Anxiety arises from the disconnect, I do believe, between these two orientations. While free-floating dread remains very real, very uncomfortable, its message is ironically the grace that keeps us from giving way. It generates urgency, making us realise that separation is not a viable construct. It keeps us from sleep-walking through our days. Particularly during these turbulent times of radical change, we need to embody our deepest Truth.

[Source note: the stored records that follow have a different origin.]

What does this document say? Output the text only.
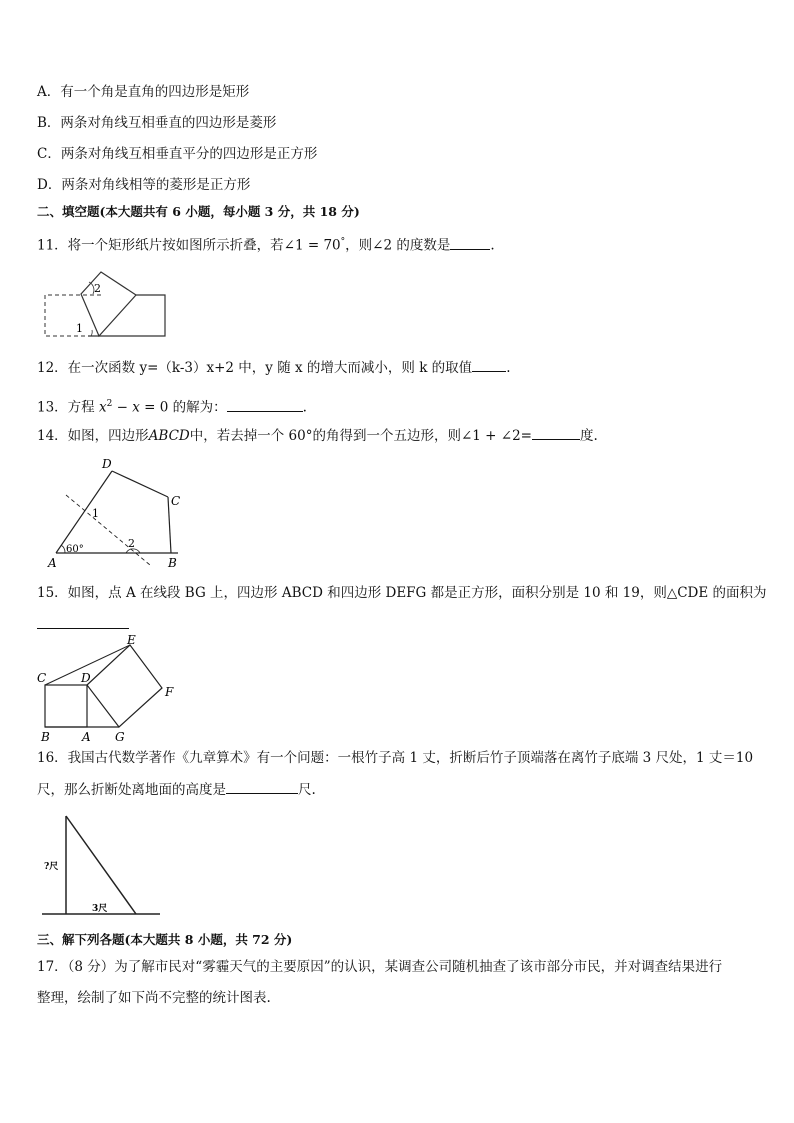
A．有一个角是直角的四边形是矩形
B．两条对角线互相垂直的四边形是菱形
C．两条对角线互相垂直平分的四边形是正方形
D．两条对角线相等的菱形是正方形
二、填空题(本大题共有 6 小题，每小题 3 分，共 18 分)
11．将一个矩形纸片按如图所示折叠，若∠1 = 70°，则∠2 的度数是	.
1
2
12．在一次函数 y=（k-3）x+2 中，y 随 x 的增大而减小，则 k 的取值	.
13．方程 $x^2 - x = 0$ 的解为：	.
14．如图，四边形ABCD中，若去掉一个 60°的角得到一个五边形，则∠1 + ∠2=	度.
D
C
A	B
1
2
60°
15．如图，点 A 在线段 BG 上，四边形 ABCD 和四边形 DEFG 都是正方形，面积分别是 10 和 19，则△CDE 的面积为
C	D
E
F
B	A G
16．我国古代数学著作《九章算术》有一个问题：一根竹子高 1 丈，折断后竹子顶端落在离竹子底端 3 尺处，1 丈＝10
尺，那么折断处离地面的高度是	尺.
?尺
3尺
三、解下列各题(本大题共 8 小题，共 72 分)
17．（8 分）为了解市民对“雾霾天气的主要原因”的认识，某调查公司随机抽查了该市部分市民，并对调查结果进行
整理，绘制了如下尚不完整的统计图表.
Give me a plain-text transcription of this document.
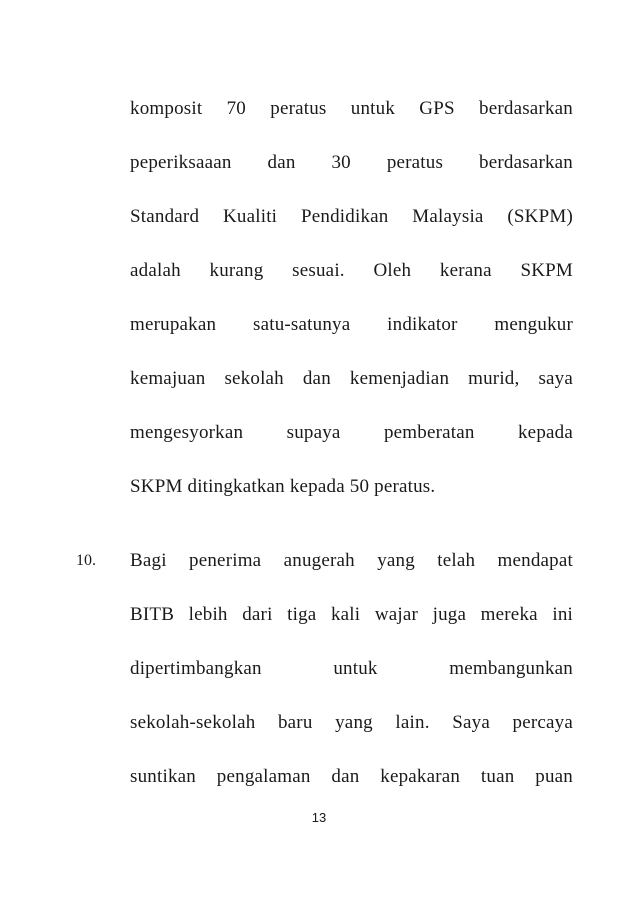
komposit 70 peratus untuk GPS berdasarkan
peperiksaaan dan 30 peratus berdasarkan
Standard Kualiti Pendidikan Malaysia (SKPM)
adalah kurang sesuai. Oleh kerana SKPM
merupakan satu-satunya indikator mengukur
kemajuan sekolah dan kemenjadian murid, saya
mengesyorkan supaya pemberatan kepada
SKPM ditingkatkan kepada 50 peratus.
10. Bagi penerima anugerah yang telah mendapat
BITB lebih dari tiga kali wajar juga mereka ini
dipertimbangkan untuk membangunkan
sekolah-sekolah baru yang lain. Saya percaya
suntikan pengalaman dan kepakaran tuan puan
13
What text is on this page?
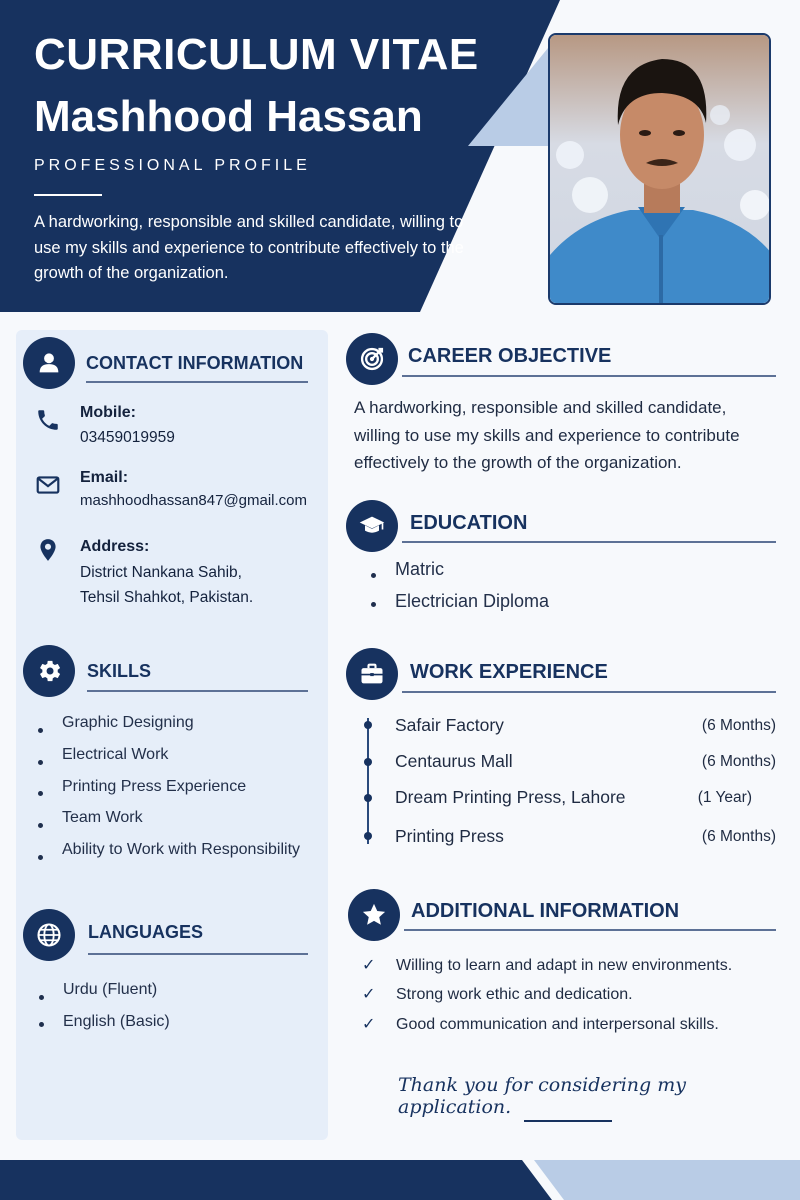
CURRICULUM VITAE
Mashhood Hassan
PROFESSIONAL PROFILE
A hardworking, responsible and skilled candidate, willing to use my skills and experience to contribute effectively to the growth of the organization.
CONTACT INFORMATION
Mobile:
03459019959
Email:
mashhoodhassan847@gmail.com
Address:
District Nankana Sahib,
Tehsil Shahkot, Pakistan.
SKILLS
Graphic Designing
Electrical Work
Printing Press Experience
Team Work
Ability to Work with Responsibility
LANGUAGES
Urdu (Fluent)
English (Basic)
CAREER OBJECTIVE
A hardworking, responsible and skilled candidate, willing to use my skills and experience to contribute effectively to the growth of the organization.
EDUCATION
Matric
Electrician Diploma
WORK EXPERIENCE
Safair Factory	(6 Months)
Centaurus Mall	(6 Months)
Dream Printing Press, Lahore	(1 Year)
Printing Press	(6 Months)
ADDITIONAL INFORMATION
✓ Willing to learn and adapt in new environments.
✓ Strong work ethic and dedication.
✓ Good communication and interpersonal skills.
Thank you for considering my application.
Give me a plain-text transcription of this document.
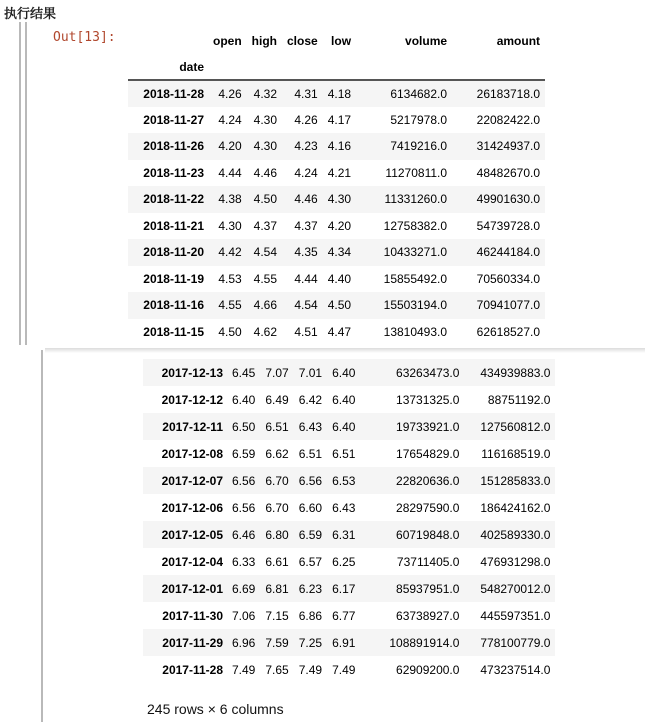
执行结果
Out[13]:
		open	high	close	low	volume	amount
date						
2018-11-28	4.26	4.32	4.31	4.18	6134682.0	26183718.0
2018-11-27	4.24	4.30	4.26	4.17	5217978.0	22082422.0
2018-11-26	4.20	4.30	4.23	4.16	7419216.0	31424937.0
2018-11-23	4.44	4.46	4.24	4.21	11270811.0	48482670.0
2018-11-22	4.38	4.50	4.46	4.30	11331260.0	49901630.0
2018-11-21	4.30	4.37	4.37	4.20	12758382.0	54739728.0
2018-11-20	4.42	4.54	4.35	4.34	10433271.0	46244184.0
2018-11-19	4.53	4.55	4.44	4.40	15855492.0	70560334.0
2018-11-16	4.55	4.66	4.54	4.50	15503194.0	70941077.0
2018-11-15	4.50	4.62	4.51	4.47	13810493.0	62618527.0
2017-12-13	6.45	7.07	7.01	6.40	63263473.0	434939883.0
2017-12-12	6.40	6.49	6.42	6.40	13731325.0	88751192.0
2017-12-11	6.50	6.51	6.43	6.40	19733921.0	127560812.0
2017-12-08	6.59	6.62	6.51	6.51	17654829.0	116168519.0
2017-12-07	6.56	6.70	6.56	6.53	22820636.0	151285833.0
2017-12-06	6.56	6.70	6.60	6.43	28297590.0	186424162.0
2017-12-05	6.46	6.80	6.59	6.31	60719848.0	402589330.0
2017-12-04	6.33	6.61	6.57	6.25	73711405.0	476931298.0
2017-12-01	6.69	6.81	6.23	6.17	85937951.0	548270012.0
2017-11-30	7.06	7.15	6.86	6.77	63738927.0	445597351.0
2017-11-29	6.96	7.59	7.25	6.91	108891914.0	778100779.0
2017-11-28	7.49	7.65	7.49	7.49	62909200.0	473237514.0
245 rows × 6 columns
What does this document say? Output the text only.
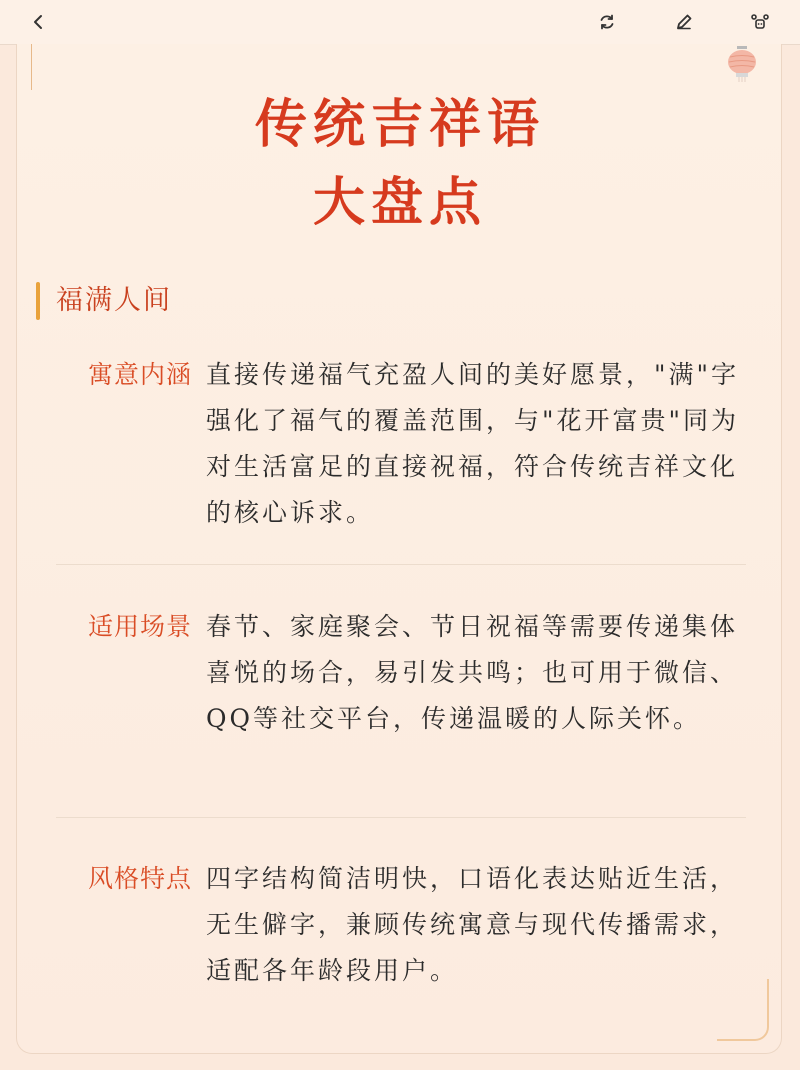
传统吉祥语
大盘点
福满人间
寓意内涵 直接传递福气充盈人间的美好愿景，"满"字强化了福气的覆盖范围，与"花开富贵"同为对生活富足的直接祝福，符合传统吉祥文化的核心诉求。
适用场景 春节、家庭聚会、节日祝福等需要传递集体喜悦的场合，易引发共鸣；也可用于微信、QQ等社交平台，传递温暖的人际关怀。
风格特点 四字结构简洁明快，口语化表达贴近生活，无生僻字，兼顾传统寓意与现代传播需求，适配各年龄段用户。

The metaphor of two legs needs modification. For our truth, the truth of all things manifest, resides in Unity. As we journey through time, awareness of Ultimate Reality needs to inform every moment of our experience. It is the Light Divine, which illuminates everything, from core to surface. Its radiance shines from every blade of grass, from sun and moon, from stone and rain. But we need to pay attention! For in fact, the two legs of existence are actually one—differing only in appearance, not in essence. As these two sides of reality show their alternating faces, moment by moment, day by day, their Oneness comes into clarity. And their voices become very audible. They command our attention. These are the voices of the gods, of the angels, of subtle beings inhabiting the astral realms, of unconscious forces of the psyche, of epiphanies of the imagination—or however you want to define them. They are telling us now to wake up!